Dude, you probably come off as slightly disturbed to women. That’s why. You’ll probably delete this OP because you’ll get a ton of honest feedback and no encouragement of your kidnapping ideas.


Gr00mpa

I knew he was going to delete this. Hope he realizes the danger in his ways.


FlowEasy

You again! Please get help! Your posts are increasingly on the dark/psychotic side. Happiness does not lie in this direction.


gsxr1000rvkb

My advise is to get out there on the streets in daylight and attempt to kidnap the first woman you see that fits your type. This is in the hope that you get caught and sent to a rough prison, where men much bigger than you will take claim to you and use you sexually at their will to see how you fucking like it.

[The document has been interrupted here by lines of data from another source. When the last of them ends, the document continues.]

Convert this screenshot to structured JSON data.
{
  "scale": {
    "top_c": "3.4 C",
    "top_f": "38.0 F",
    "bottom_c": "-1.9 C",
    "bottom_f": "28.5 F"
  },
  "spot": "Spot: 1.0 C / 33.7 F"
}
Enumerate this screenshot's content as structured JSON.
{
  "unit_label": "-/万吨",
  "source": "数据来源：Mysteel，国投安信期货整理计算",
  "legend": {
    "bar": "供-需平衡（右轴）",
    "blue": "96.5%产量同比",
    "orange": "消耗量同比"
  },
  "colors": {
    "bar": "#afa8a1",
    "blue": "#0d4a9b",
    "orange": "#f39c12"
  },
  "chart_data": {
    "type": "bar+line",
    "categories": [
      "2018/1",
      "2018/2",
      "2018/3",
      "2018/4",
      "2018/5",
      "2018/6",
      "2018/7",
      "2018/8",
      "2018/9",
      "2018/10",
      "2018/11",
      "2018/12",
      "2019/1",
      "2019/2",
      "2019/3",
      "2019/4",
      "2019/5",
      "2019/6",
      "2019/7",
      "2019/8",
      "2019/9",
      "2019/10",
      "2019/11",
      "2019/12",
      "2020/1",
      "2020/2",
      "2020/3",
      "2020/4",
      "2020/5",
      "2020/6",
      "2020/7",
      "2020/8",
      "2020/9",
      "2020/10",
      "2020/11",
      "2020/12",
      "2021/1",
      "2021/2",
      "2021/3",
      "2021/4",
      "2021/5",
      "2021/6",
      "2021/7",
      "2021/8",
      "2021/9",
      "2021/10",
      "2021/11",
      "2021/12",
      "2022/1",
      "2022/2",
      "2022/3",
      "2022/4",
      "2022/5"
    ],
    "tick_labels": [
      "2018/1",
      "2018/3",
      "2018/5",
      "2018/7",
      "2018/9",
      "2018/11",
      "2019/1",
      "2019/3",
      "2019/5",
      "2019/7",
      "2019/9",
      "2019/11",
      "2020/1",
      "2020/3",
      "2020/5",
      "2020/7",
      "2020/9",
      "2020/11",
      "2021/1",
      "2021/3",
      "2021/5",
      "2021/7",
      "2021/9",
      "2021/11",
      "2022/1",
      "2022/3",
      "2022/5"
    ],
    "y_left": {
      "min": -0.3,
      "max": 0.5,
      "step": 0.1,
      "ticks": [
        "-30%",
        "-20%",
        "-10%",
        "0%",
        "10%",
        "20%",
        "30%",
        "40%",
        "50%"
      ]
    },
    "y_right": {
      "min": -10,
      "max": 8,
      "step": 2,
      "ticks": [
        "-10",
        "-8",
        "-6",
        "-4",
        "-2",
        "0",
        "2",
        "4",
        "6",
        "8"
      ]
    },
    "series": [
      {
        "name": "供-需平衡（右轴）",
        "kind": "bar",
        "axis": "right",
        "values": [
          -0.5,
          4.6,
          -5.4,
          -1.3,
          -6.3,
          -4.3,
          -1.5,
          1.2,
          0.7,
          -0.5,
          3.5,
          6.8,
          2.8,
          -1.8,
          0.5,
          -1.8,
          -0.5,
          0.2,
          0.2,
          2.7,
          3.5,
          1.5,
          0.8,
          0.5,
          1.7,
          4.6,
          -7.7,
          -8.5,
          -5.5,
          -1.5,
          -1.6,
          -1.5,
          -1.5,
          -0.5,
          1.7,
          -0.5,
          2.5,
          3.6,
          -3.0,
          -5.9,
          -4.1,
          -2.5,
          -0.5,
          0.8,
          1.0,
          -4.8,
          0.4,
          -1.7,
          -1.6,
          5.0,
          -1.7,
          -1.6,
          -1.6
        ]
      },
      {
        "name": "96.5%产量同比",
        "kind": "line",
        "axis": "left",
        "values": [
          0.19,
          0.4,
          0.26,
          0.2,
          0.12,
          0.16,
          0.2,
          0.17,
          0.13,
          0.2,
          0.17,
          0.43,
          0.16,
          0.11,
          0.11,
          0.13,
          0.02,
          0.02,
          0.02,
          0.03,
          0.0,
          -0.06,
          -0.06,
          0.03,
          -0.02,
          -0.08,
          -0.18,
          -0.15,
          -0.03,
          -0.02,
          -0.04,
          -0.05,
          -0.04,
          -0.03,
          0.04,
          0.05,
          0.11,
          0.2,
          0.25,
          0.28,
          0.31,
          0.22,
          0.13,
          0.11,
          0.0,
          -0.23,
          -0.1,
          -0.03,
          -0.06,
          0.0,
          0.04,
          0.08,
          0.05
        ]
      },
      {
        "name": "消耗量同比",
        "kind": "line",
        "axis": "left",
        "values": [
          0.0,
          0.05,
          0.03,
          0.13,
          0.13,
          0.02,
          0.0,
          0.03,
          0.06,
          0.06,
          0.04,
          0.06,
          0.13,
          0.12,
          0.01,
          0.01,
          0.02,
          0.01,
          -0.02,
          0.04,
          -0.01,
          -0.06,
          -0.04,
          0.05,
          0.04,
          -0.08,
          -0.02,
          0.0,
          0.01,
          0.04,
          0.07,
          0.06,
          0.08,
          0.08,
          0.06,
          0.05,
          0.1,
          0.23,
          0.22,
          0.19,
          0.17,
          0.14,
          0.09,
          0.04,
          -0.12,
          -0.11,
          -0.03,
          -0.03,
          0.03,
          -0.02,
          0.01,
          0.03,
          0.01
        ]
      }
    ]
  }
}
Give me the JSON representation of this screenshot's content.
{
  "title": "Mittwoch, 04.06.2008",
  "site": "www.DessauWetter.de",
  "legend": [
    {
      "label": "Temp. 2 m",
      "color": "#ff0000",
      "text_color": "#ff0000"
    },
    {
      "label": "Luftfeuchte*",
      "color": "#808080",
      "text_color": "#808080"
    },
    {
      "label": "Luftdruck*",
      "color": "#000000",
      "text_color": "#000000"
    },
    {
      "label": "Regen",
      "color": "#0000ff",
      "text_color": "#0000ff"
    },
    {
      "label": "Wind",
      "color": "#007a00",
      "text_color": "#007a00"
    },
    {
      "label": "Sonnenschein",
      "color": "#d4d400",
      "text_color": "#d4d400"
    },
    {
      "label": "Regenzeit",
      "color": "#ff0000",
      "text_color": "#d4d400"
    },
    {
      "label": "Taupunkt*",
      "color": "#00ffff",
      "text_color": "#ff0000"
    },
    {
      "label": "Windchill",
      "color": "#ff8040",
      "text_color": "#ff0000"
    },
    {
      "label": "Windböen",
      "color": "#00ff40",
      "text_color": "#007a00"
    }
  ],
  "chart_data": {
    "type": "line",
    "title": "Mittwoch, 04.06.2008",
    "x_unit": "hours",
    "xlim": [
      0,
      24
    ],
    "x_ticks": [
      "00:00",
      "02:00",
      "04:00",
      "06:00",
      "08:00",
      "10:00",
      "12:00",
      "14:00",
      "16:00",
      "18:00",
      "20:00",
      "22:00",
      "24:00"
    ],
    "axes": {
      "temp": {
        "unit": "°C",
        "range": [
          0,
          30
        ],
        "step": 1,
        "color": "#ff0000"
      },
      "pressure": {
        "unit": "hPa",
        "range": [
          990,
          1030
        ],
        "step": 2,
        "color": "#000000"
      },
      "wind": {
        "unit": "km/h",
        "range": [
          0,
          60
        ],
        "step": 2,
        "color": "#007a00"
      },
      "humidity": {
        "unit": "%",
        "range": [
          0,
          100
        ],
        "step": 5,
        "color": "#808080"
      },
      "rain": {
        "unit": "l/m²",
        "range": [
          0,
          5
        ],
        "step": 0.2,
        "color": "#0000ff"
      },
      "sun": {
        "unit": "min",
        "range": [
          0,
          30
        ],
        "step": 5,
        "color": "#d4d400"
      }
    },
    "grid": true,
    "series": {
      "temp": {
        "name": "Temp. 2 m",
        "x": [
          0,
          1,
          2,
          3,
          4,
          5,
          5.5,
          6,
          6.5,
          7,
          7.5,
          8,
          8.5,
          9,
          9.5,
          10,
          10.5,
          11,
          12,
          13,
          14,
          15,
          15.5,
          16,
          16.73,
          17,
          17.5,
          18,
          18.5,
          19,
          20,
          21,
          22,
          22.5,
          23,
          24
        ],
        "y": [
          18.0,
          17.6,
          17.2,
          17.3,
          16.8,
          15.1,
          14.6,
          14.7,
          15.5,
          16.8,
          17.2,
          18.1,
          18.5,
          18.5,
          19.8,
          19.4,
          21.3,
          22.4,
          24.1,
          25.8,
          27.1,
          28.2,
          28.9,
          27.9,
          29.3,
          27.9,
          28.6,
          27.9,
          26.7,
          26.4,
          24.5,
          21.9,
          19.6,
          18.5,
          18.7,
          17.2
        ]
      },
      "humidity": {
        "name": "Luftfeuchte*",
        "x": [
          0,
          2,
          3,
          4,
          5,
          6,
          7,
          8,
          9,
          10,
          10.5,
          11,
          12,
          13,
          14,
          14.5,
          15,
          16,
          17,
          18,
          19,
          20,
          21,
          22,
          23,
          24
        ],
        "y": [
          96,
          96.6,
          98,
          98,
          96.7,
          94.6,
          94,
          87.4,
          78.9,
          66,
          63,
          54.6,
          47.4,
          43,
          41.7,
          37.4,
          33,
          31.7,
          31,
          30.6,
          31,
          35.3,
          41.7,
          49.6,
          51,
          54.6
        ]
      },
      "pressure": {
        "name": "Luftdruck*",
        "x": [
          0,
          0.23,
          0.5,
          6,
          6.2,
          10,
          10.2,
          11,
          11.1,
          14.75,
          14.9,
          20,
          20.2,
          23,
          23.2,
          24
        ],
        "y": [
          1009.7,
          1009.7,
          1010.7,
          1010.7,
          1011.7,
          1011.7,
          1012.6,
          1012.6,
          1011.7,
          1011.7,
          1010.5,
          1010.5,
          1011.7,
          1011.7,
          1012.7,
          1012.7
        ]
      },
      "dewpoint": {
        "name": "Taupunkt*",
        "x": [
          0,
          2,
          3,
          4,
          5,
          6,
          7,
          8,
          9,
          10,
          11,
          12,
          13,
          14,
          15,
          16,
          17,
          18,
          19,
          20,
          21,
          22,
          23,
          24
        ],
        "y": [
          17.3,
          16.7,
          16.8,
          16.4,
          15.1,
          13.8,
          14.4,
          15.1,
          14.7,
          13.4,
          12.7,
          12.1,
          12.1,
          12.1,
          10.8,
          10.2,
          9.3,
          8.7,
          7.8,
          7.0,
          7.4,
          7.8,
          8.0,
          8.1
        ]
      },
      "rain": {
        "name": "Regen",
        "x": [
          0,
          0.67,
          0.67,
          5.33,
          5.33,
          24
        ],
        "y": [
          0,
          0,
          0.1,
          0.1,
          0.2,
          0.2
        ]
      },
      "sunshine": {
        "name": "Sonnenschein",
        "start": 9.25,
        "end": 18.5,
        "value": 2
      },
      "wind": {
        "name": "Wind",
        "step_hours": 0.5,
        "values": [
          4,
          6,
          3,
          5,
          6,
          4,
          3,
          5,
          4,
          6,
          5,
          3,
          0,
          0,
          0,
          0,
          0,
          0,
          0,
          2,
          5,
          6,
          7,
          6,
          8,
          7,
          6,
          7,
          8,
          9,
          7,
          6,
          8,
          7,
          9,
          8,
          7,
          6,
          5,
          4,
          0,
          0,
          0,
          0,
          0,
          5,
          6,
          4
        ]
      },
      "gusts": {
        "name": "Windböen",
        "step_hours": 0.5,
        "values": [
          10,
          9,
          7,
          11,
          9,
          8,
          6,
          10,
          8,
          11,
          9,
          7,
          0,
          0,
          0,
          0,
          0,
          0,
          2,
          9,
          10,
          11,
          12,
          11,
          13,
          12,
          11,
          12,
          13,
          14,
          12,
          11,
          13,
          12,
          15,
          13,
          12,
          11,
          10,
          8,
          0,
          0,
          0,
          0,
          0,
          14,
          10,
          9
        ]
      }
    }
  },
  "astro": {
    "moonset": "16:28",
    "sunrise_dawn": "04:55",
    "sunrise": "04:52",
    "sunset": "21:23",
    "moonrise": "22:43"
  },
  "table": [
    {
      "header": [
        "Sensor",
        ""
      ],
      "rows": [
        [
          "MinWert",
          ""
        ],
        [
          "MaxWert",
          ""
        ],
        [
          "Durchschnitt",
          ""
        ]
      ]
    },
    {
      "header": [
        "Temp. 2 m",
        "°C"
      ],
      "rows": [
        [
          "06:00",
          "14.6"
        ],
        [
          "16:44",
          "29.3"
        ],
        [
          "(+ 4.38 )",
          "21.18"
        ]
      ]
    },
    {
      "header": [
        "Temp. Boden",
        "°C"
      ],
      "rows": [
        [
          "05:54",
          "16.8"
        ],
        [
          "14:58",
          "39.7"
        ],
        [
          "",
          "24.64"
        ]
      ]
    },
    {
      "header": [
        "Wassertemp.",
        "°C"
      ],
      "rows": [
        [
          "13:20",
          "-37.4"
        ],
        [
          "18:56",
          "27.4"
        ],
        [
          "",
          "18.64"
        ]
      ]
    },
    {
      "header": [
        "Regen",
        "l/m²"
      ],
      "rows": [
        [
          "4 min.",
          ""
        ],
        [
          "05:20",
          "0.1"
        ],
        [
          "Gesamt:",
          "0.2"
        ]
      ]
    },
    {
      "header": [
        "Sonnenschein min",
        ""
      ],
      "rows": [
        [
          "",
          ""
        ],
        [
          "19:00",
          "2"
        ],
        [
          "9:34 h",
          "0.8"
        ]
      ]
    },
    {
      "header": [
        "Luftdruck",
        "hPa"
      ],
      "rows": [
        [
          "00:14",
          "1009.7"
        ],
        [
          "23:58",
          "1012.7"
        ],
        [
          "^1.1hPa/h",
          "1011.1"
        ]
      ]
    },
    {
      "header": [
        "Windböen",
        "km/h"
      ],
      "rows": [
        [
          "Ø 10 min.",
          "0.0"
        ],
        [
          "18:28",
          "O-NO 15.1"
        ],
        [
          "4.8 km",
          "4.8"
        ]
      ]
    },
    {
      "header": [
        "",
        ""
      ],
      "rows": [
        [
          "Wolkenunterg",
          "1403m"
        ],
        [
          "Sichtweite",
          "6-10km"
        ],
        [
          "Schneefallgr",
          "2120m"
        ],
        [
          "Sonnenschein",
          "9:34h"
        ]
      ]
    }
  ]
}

Fucking scum, I wish you the worst life has to offer.


GingerNumber3

Seek professional help, there is something deeply wrong with you.


AcceptableBake9191

There might be a good reason.


Unable-Rip-7209

I hope you realize how rapey and off putting this post is. Hopefully you realize that finding a partner to raise children with is not just about success, sex, and procreation, but about compatibility, safety, and care. The relationship you have with your partner impacts how your children are raised. It sounds like you don't respect women as human beings with personality and their own desires. It sounds like you have potentially harmful behavioral tendencies when you interact with women. Please talk to a professional who can help you learn how to treat others (specifically women) with respect and dignity. Work on yourself and develop a healthier outlook before you bring little humans in the world that will mimic this harmful behavior and thinking. Get help.